Posté par Coumarine à 17:05 - Coumarine - Commentaires [13] - Permalien [#]

Commentaires

  • ton texte est très beau, très original, comme toujours, coumarine.

    j'aime beaucoup la répétition des "la-bas", "là-haut", qui scandent les phrases dédiées à la mer. cela distille une distance entre tes deux narrations sans pour autant les dissocier. c'est très bien rendu.
    quand aux pensées de ton héroïne... c'est juste un délice à lire. tout est à relever, tant c'est ciselé avec amour.

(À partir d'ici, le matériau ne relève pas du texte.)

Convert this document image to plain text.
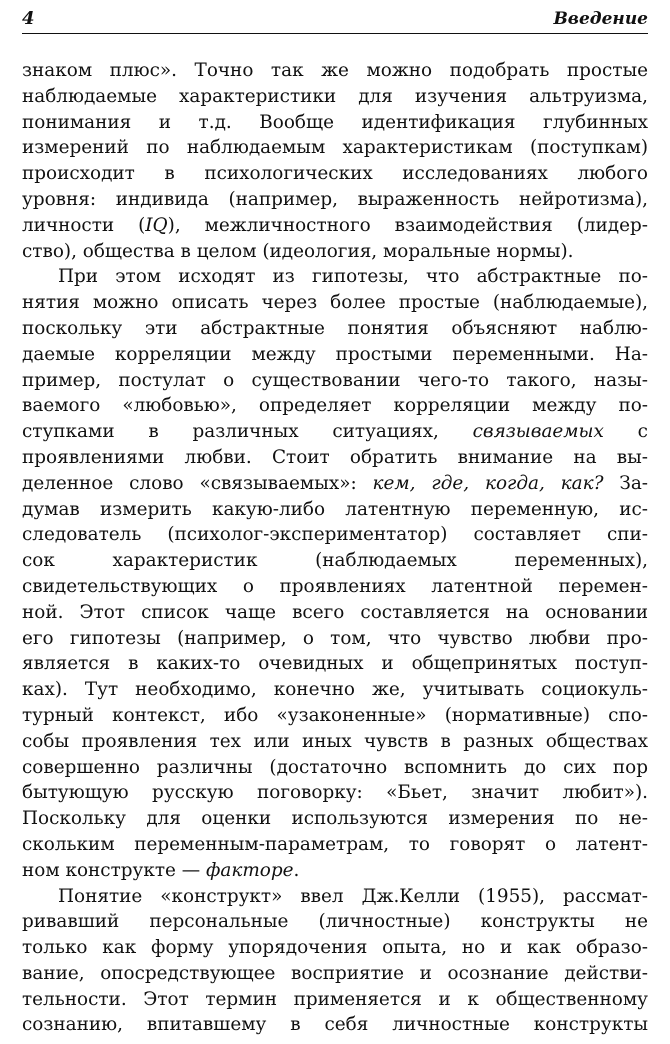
4	Введение
знаком плюс». Точно так же можно подобрать простые
наблюдаемые характеристики для изучения альтруизма,
понимания и т.д. Вообще идентификация глубинных
измерений по наблюдаемым характеристикам (поступкам)
происходит в психологических исследованиях любого
уровня: индивида (например, выраженность нейротизма),
личности (IQ), межличностного взаимодействия (лидер-
ство), общества в целом (идеология, моральные нормы).
При этом исходят из гипотезы, что абстрактные по-
нятия можно описать через более простые (наблюдаемые),
поскольку эти абстрактные понятия объясняют наблю-
даемые корреляции между простыми переменными. На-
пример, постулат о существовании чего-то такого, назы-
ваемого «любовью», определяет корреляции между по-
ступками в различных ситуациях, связываемых с
проявлениями любви. Стоит обратить внимание на вы-
деленное слово «связываемых»: кем, где, когда, как? За-
думав измерить какую-либо латентную переменную, ис-
следователь (психолог-экспериментатор) составляет спи-
сок характеристик (наблюдаемых переменных),
свидетельствующих о проявлениях латентной перемен-
ной. Этот список чаще всего составляется на основании
его гипотезы (например, о том, что чувство любви про-
является в каких-то очевидных и общепринятых поступ-
ках). Тут необходимо, конечно же, учитывать социокуль-
турный контекст, ибо «узаконенные» (нормативные) спо-
собы проявления тех или иных чувств в разных обществах
совершенно различны (достаточно вспомнить до сих пор
бытующую русскую поговорку: «Бьет, значит любит»).
Поскольку для оценки используются измерения по не-
скольким переменным-параметрам, то говорят о латент-
ном конструкте — факторе.
Понятие «конструкт» ввел Дж.Келли (1955), рассмат-
ривавший персональные (личностные) конструкты не
только как форму упорядочения опыта, но и как образо-
вание, опосредствующее восприятие и осознание действи-
тельности. Этот термин применяется и к общественному
сознанию, впитавшему в себя личностные конструкты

    bravo, madame la muse de ces lieux )

    Posté par pati, 08 novembre 2006 à 12:50
  • Quelles superbes écritures! Il y a des concerti à 4 mains, il y a ton écrit à deux plumes! C'est merveilleux! Ce texte, on le lit d'une traite, on relit un texte et puis l'autre, on le reprend dans son entièreté mais à deux voix. Et toujours, comme la vague qui ressemble à la vague mais n'est jamais pareille, ces textes chantent le fond marin qui nous faît naître à d'étranges vies. La haute technicité de l'écriture, la maîtrise du phrasé ne sont que le support au plaisir de lire! Merci, Coum, Encore et encore, s.v.p.!

    Posté par fc, 08 novembre 2006 à 17:39
  • J'adore

    ce texte à double entrée. Je suis trop marin pour ne pas voir la mer en ses états et trop romantique pour ne pas voir la sirène.
    J'aime trop ce texte, non ce poème, pour ne pas avoir l'envie de le publier sur Daproles. Mais je ne viens pas ici pour faire ma promo, aussi merci d'aller voir ce site et si la compagnie vous y plait de me mettre un mail pour que nous parlions hors nos sites.
    Je garde précieusement ce site dans mes favoris.

    Posté par pierrot, 08 novembre 2006 à 17:55
  • Que c'est beau, Coumarine ! Cette mer couronnée d'écume qui se réfugie dans son délire puis devient sirène, s'endort, se lave l'âme, s'apaise sous l'oeil de la tendresse au point de se vouloir devenir centenaire.

    Amitiés,

    Posté par Largo, 08 novembre 2006 à 18:06
  • J'ai répondu à ce texte chez toi...

    Posté par lio, 08 novembre 2006 à 23:27
  • Ah qu'elle est violente cette mer que tu personnifies. Il n'y a qu'un pas entre le ciel d'encre et ce tableau de Spilliaert à l'encre de chine. En te lisant, je halète moi aussi ... Mais les étoiles ont donné vie à une petite sirène, douce et paisible. Ouf, je retrouve le souffle. Bravo, Coumarine.

    Posté par Micheline B, 09 novembre 2006 à 09:41
  • Que c'est beau ! Ca s'écoute et se ressent comme une musique où les instruments se répondent. Je ne me lasse pas de lire et de le relire.

    Posté par Lukeria, 09 novembre 2006 à 10:48
  • Ah, Coum! Il n'y en a pas deux comme toi pour écrire un pas de deux! En moins de deux, tu nous embarques dans ton monde bien à toi...le pays des mots où les noms pleurent ou chantent, où les verbes cognent ou caressent,où les adjectifs explosent ou calment la tempête...
    Ton texte est magnifique, Coum! Nul besoin d'écrire ton nom, il est signé de l'intérieur...
    Un tableau de maître!

    Posté par colette, 09 novembre 2006 à 13:56
  • Quand Coumarine, la douce, la gentille laisse tomber le voile, on la découvre sauvage, féroce, dure,en colère, haletante dans ce texte qui part des " tripes ", qui me laisse admirative et pantoise.
    Heureusement, elle s'apaise, veillée par l'oeil de la tendresse et je peux la lire et la relire en paix.
    C'est du grand art, ce double jeu ( ou double "je" ???)

    Posté par aMANDA, 09 novembre 2006 à 17:09
  • seuls les marins...

    COUM, ton phrasé, m'a mis tout de suite dans le bain. On perçoit les langueurs océanes, le sac et le ressac. Manque la senteur iodée des roches découvertes. Superbe et magistral. snif

    Posté par vincent, 09 novembre 2006 à 19:40
  • Merci à vous tous de tout coeur

    Posté par Coumarine, 10 novembre 2006 à 00:12
  • Je passais par là : j'ai vu et j'ai lu...
    Va falloir m'attacher au mât de mon voilier sinon je crois bien que je vais chavirer sous le charme de cette mer tendre et paisible.
    La sirène chante si bien et si juste.

    Posté par Charlotte, 10 novembre 2006 à 16:16
  • la mer qui donne l'espoir pour continuer
    on entend les vagues et le chant de sirène
    "Elle se lave l’âme, elle s’apaise. Elle se donne le droit de dormir. Elle se sait veillée par l’œil de la tendresse."